This is a small but really rather clever perl script (written by John Knottenbelt - our Linux guru) to allow us to translate Uplink into any language we chose. It's still quite an involved process, since Uplink was never designed with this in mind. Using this script will make life a lot easier for you.

It's worth pointing you at paragraph 2.4 in the license agreement, which states

"Without the express written permission of Introversion, you will not distribute in any format any non-English version of Uplink."

What this means is that if you translated the game into (say) French, you wouldn't be able to distribute it without our written permission. We want you to go ahead and translate into other languages though - so please go ahead - just keep in mind you can't distribute them yourself. If you do manage to finish a language translation that you think Introversion would be interested in (pretty much any language other than English/Russian/German) then get in contact with us and we'll work out a deal. If you've done the translation work then we'll be happy to cut you in on the profits.


The basic process behind the script is this.

1. Put the script into the source directory

2. Run the script once to extract all the in-game strings to a file called strings.txt

3. Provide translations of all the strings in that file that need translating (eg not debug messages)

4. Run the script again to re-integrate the translated strings into the source code

5. Re-compile Uplink with the translations in place.
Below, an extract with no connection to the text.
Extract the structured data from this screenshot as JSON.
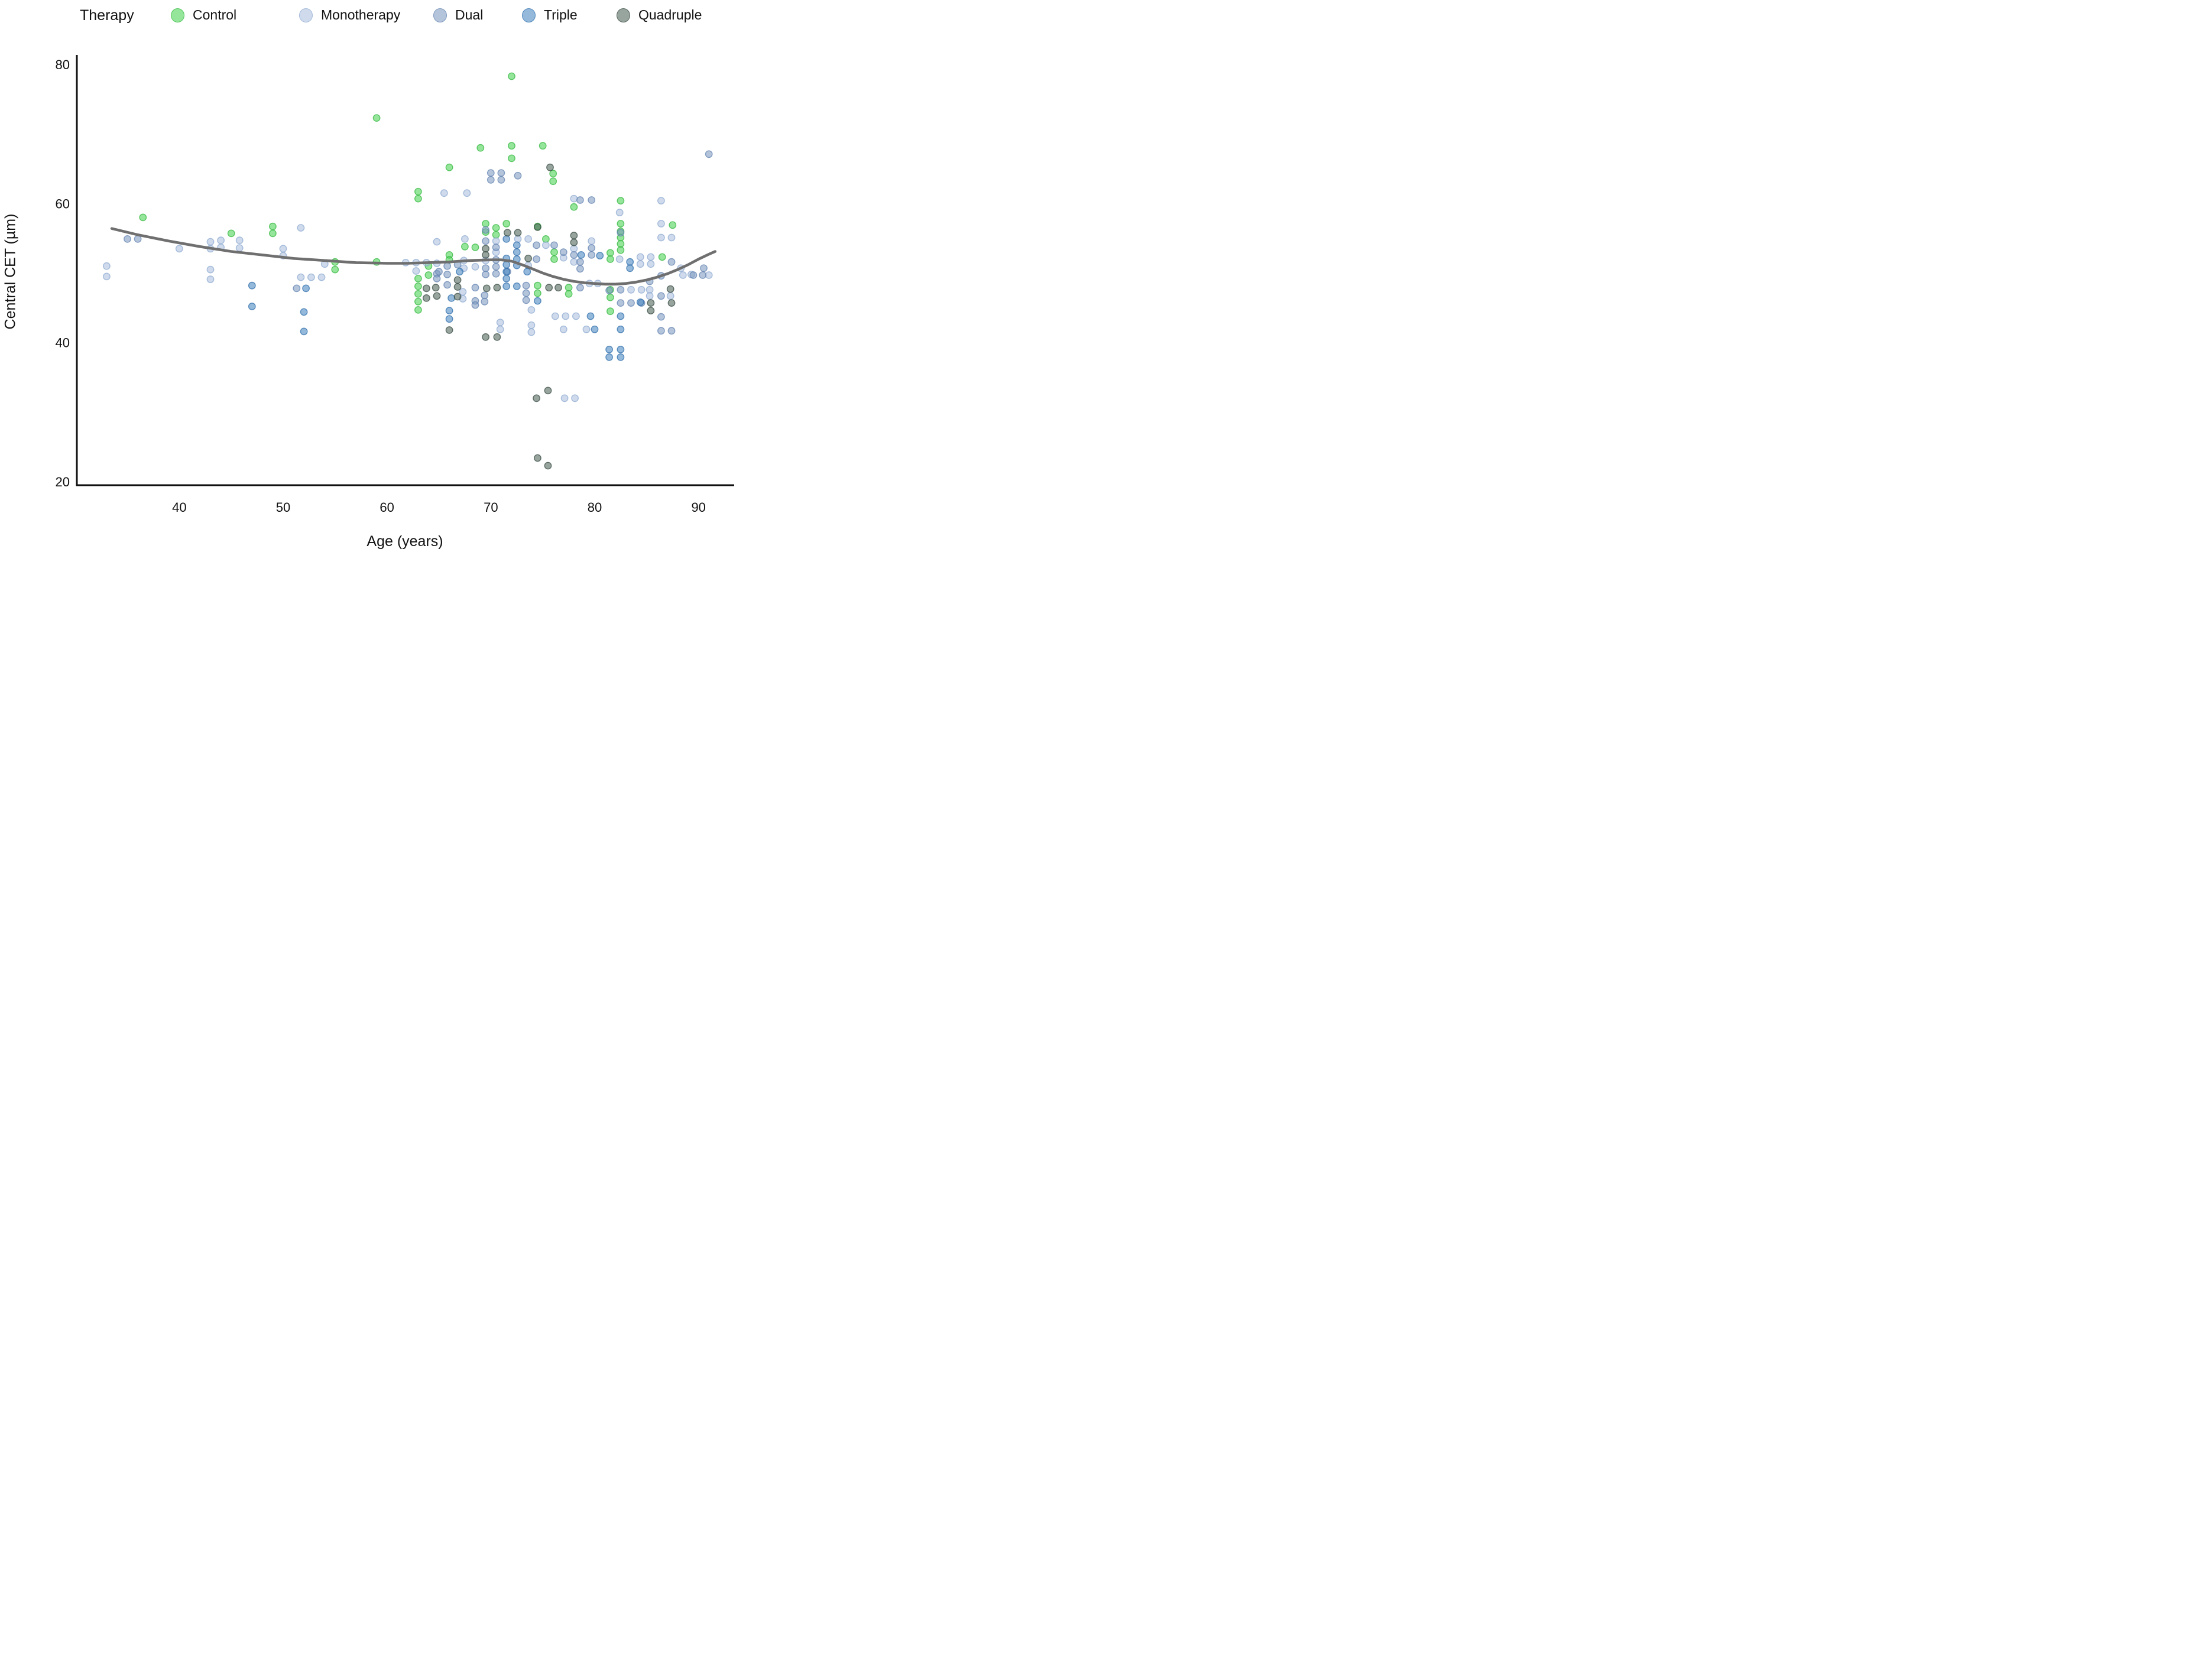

We've already provided a strings.txt file with every in-game string from version 1.31 of Uplink (the very latest). We recommend you start with this, as many strings are already marked as debug messages which don't need translating. Move the strings.txt file into your source directory next to to use the existing strings.

In strings.txt you will see entries like this:

en*: "Finished saving %s\n"

The 'en*' at the front indicates it's in English, and the '*' indicates it _doesn't_ need translating because it's a debug message. You'll also see entries like this:

en: "Multiple Uplink Agent murders reported"
gr: "Mehrere Morde an Uplink Agenten gemeldet"

The first line starts with 'en' which indicates it's an English string that needs translation. The next line is a German translation of that line. We've left the German strings in the file as an example. You can actually have as many different translations in the strings.txt file as you wish, so long as each starts with a different 2 letter country code, such as 'en' or 'gr' or 'ru'. Each translation "block" consists of an English string, followed by any number of other-language translations, followed by a blank line.

Whenever you add new strings to the game, or change existing ones, you can re-extract the strings using the command

perl --prune

This will go through all the source files recursively and will add in any new strings needed, and remove any unused ones. It will put all the strings into a new file called strings-pruned.txt. The original strings.txt is unmodified.

If you want to generate an entirely new strings.txt file, you should first create an empty strings.txt file. Then run the command "perl --prune". This will put all the strings into the new file strings-pruned.txt. Keep in mind that you will have lost all of the 'en*' signs that signify a string doesn't need translating.

Once you've translated all the strings marked as 'en' (there are many thousands unfortunately) you can re-integrate them like this:

perl --lang=gr

This will take all the translations that start with 'gr' (insert your own country code here) and put them into the source files. The translated files will have the same filename, but with -trans on the end. For example uplink.cpp will be translated to uplink-trans.cpp. You can then build those trans files to get the new language.